Bitkiler kaçamıyor dedik ama baltayı yine taşa vurduk! Hem de çok ciddi vurduk bu sefer! Bazı bitkiler, hatta tamamı kaçabiliyor! 

Bunun örneği o kadar çok ve basit ki! Sadece “Neden acaba?” sorusunu pek sormuyoruz. Bu sorgulamadan uzak olmamızın sebebi ise eğitim sistemimizin torna misali çalışıyor olması. Bildiğimiz ama üzerinde düşünmediğimiz o kadar çok konu var ki! Tek yıllık bitkiler neden yazlık ve kışlık olarak ayrılıyorlar? Badem, erik, kiraz, kayısı, elma gibi ılıman iklim bitkileri kışa hazırlık olarak neden yapraklarını döküp, dinlenmeye giriyorlar? Bazı bitkiler neden köklerini suyun bulunduğu toprak derinliklerine gönderiyorlar? Daha önce örneğini verdiğimiz tütün bitkisi neden onlarca yıl ormanın yanmasını bekliyor? Cevabı çok basit; “tehlikeyi görüp kaçıyorlar”, çünkü sadece tek bir şansları var!

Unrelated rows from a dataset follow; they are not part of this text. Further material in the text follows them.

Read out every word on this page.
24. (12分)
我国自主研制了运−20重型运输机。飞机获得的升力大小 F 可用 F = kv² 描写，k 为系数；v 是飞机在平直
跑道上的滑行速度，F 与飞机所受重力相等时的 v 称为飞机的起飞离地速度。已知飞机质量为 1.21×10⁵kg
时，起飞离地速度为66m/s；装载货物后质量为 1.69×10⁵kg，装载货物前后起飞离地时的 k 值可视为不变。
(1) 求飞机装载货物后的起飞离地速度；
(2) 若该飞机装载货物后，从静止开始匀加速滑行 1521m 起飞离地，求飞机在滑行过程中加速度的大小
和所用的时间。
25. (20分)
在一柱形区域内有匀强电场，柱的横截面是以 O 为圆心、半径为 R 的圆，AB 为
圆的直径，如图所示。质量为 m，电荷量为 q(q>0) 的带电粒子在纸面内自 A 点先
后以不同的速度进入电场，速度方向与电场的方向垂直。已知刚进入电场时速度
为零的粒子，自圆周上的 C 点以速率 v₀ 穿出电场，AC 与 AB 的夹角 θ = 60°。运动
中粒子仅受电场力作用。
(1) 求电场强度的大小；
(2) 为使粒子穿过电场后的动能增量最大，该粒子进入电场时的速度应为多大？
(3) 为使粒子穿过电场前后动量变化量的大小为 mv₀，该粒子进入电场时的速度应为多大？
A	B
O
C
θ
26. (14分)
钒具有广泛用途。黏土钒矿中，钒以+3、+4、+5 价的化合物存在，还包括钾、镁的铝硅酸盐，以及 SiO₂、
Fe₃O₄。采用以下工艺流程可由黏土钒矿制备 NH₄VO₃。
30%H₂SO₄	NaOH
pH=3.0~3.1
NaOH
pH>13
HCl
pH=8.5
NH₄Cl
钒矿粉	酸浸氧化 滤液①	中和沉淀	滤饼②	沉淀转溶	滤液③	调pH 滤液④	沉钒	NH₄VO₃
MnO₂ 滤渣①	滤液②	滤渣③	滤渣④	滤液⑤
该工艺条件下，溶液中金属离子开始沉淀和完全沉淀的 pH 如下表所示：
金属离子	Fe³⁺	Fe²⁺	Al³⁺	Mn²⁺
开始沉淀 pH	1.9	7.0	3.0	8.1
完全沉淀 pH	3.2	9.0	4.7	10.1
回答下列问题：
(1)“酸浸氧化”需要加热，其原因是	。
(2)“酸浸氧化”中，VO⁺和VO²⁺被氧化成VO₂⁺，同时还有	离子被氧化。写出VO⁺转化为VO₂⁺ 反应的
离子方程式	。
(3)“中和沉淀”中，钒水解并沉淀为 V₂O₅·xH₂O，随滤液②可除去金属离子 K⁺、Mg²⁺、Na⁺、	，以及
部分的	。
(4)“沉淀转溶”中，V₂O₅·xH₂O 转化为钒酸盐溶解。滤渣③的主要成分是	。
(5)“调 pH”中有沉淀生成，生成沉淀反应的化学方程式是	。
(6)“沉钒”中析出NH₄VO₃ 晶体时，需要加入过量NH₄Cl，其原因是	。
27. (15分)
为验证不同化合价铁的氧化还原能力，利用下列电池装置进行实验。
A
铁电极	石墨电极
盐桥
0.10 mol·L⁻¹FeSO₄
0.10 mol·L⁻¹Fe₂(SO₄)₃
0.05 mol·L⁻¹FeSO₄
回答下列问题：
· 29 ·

Şu bir gerçek ki, sonuçta bitkiler bizim istediğimiz şekilde hareket edemiyorlar. Örneğin akdeniz meyve sineği gelince kaçamıyorlar ama aslında çok da etkili birçok mekanizmaları var, o da bir gerçek. Etkiye aklımızın yetemeyeceği bir hızla tepki verebiliyorlar mesela. Bir bitkinin küçücük bir kök parçasına tuzlu su dökersek bitkinin büyüklüğüne göre birkaç saniye ile birkaç dakika içerisinde yapraklarda ABA miktarının arttığını görürüz. Üstelik bu süreç içinde bitkiler iç içe geçmiş binlerce zincirleme mekanizma yürütürek, etkinin ne olduğunu çözmüşler ve etki eğer bilinen bir tehlike ise, ne yapacaklarına karar verip, ilgili savunma mekanizmalarını başlatıp, bitkinin tamamını hatta komşu bitkileri bile haberdar etmişlerdir! 112’yi çevirip, ambulansın gelmesini uzun süre beklemek zorunda olan bizler için manidar değil mi?

Aslında çok üstün bir zekâ ve değişik yetenekler var bitkilerde. Her türlü tehlikeye karşı verebilecekleri çok etkili ve çok hızlı cevapları mutlaka var ancak ne yazık ki bu mekanizmalarını sadece doğal ortamlarında ya da doğala yakın ortamlarında sergileyebiliyorlar! Doğal ortamındayken üzerine konan böceği öldürebilecek kadar kuvvetli olan tütün bitkisini kültüre alıp, yetiştiridiğimizde çok ilginçtir ki, birçok hastalık ve zararlı ile uğraşmak zorunda kalıyoruz. Bu da zannedersem bitkilerin intikamı oluyor!

Bitkilerde; düşündüğümüz, düşünmediğimiz, bildiğimiz, bilmediğimiz, özellikle farkına varamadığımız birçok yetenek söz konusu. Bir sonraki yazıya kadar ben bağcılıkla uğraşan üreticilere şunu sorayım ve bitireyim: “Asma bitkisinin sülükleri sarılıp, tutunacakları yeri nasıl görüyorlar? Tek tek siz mi sarıyorsunuz o sülükleri?” Hadi bir soru da çiçeklere düşkün hanımefendilere gelsin: “Çiçeğinizle konuştuğunuzda yumuşak yumuşak, daha mı iyi gelişiyorlar? Yoksa annenizin eli daha mı iyiydi çiçek dikme konusunda ve toprağa kazık soksa bile, yapraklanır mıydı?”